6. Pin rkllama and open-brain-mcp#

If you use these services, set:

rkllama:
  node: <RK1-with-32GB-RAM>
open_brain_mcp:
  image_repository: ghcr.io/<your-user>/open-brain-mcp
  github_allowed_users: "<your-github-login>"

7. Re-seal secrets#

SealedSecrets are bound to the cluster’s controller key, so the existing committed secrets won’t decrypt on your cluster. After your first cluster bootstrap, follow Manage Sealed Secrets to re-seal every secret with your cluster’s key.

8. (Optional) Disable services you don’t want#

Top-level toggles in kubernetes-services/values.yaml:

enable_oauth2_proxy: false   # disables OAuth gating on Longhorn/Studio/Headlamp
enable_cloudflare_tunnel: false  # if you don't expose services to the internet
enable_supabase: false       # disables the supabase stack and open-brain-mcp
enable_open_brain_mcp: false # standalone disable for open-brain-mcp

Whole-service Application templates can also be removed by deleting the corresponding file in kubernetes-services/templates/.
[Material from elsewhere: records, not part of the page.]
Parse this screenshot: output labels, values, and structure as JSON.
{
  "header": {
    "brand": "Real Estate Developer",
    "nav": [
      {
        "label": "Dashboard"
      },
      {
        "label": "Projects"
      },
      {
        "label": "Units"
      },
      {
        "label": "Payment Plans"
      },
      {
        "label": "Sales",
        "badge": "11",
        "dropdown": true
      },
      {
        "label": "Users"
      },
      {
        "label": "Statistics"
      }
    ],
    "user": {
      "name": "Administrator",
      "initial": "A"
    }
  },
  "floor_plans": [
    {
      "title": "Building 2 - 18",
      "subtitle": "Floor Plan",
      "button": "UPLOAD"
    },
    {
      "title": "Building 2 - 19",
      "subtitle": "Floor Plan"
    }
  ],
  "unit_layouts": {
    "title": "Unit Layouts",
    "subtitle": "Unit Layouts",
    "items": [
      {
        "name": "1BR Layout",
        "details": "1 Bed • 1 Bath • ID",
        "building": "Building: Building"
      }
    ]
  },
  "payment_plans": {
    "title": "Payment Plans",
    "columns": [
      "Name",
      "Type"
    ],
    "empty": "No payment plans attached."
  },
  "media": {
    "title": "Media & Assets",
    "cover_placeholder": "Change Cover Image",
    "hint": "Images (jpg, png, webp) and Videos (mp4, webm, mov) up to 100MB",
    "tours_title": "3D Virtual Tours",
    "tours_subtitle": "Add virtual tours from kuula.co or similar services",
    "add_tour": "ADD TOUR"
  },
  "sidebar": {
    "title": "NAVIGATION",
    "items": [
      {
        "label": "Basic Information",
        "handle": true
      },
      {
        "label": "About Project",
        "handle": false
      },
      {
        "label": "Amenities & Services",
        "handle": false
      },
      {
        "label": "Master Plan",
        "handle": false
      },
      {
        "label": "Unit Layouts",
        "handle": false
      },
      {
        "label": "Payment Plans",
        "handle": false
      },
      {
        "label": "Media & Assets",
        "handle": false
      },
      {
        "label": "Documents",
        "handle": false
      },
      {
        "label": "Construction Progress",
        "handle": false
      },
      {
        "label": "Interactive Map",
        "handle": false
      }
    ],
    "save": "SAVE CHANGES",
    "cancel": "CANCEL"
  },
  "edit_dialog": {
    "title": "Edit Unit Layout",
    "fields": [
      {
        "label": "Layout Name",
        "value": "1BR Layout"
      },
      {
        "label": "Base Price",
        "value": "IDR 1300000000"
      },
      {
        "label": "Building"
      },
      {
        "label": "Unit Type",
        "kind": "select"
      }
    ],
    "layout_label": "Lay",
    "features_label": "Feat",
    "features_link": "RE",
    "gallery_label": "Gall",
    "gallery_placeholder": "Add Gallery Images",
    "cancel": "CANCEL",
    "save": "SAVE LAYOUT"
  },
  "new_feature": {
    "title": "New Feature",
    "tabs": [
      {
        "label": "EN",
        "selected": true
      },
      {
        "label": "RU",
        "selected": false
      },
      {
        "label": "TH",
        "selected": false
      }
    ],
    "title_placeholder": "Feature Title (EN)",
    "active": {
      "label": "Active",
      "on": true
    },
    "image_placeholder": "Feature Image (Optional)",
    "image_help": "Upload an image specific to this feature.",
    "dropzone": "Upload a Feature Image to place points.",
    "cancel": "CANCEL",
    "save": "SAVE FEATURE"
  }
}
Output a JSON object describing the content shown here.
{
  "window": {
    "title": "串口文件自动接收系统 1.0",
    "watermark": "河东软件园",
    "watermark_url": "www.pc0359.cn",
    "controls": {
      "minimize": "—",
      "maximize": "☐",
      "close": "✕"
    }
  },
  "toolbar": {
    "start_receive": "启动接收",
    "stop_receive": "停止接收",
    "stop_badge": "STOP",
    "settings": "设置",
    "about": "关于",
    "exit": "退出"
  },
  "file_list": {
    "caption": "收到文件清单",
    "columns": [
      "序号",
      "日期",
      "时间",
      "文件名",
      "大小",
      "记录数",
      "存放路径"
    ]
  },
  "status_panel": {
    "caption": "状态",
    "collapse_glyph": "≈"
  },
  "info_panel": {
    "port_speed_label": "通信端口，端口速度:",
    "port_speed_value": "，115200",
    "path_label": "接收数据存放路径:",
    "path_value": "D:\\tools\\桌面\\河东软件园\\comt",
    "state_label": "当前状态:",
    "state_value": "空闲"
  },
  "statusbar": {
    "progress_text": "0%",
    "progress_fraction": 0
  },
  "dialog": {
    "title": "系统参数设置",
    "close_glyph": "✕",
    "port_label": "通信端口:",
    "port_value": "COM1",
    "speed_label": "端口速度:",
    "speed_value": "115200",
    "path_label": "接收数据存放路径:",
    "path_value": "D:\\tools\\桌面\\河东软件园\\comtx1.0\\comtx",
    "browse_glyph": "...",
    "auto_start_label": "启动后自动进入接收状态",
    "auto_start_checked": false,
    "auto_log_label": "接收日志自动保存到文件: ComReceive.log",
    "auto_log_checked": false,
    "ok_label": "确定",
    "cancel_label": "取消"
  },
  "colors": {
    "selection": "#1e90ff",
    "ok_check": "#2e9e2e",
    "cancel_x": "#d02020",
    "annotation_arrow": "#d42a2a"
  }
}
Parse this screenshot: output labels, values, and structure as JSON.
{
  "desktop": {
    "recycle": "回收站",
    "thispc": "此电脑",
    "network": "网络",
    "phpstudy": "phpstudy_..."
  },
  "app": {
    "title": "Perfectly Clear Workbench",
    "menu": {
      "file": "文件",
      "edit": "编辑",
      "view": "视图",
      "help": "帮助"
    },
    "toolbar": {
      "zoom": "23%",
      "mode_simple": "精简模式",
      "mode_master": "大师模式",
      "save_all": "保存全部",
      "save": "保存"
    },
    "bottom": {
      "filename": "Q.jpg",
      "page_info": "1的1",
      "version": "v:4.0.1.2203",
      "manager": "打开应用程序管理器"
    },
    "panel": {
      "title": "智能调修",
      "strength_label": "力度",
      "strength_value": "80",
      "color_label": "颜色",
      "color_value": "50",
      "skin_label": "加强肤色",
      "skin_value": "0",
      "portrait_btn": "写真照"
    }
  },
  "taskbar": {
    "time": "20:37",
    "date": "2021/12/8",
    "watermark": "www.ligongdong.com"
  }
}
9. (Optional) Customise the home page LAN links#

The home page (kubernetes-services/additions/home/templates/manifests.yaml) hard-codes a couple of LAN-only service links (router, media server). These are intentionally not templated — every fork’s local network is different. Edit the HTML directly to match your LAN.

What’s NOT templated (by design)#

  • hosts.yml — hardware topology varies too much between forks to template. Group names (<bmc>_nodes) are load-bearing for the flash role, and per-node flags (root_dev, nvidia_gpu_node, workstation) are specific to the physical machines. Edit it directly.

  • Sealed secrets — bound to the cluster controller key, must be re-sealed per cluster.

  • Home page LAN service links — too varied per fork to design a generic schema; just edit the HTML.

Verifying your fork#

Before the first deploy, sanity-check templating:

just check
helm template kubernetes-services

Both should pass cleanly. Then run the playbook per your tutorial (Getting Started with Turing Pi or Getting Started without Turing Pi) and verify nodes/apps as described in its final step. Once the cluster is up, proceed with Bootstrap the Cluster.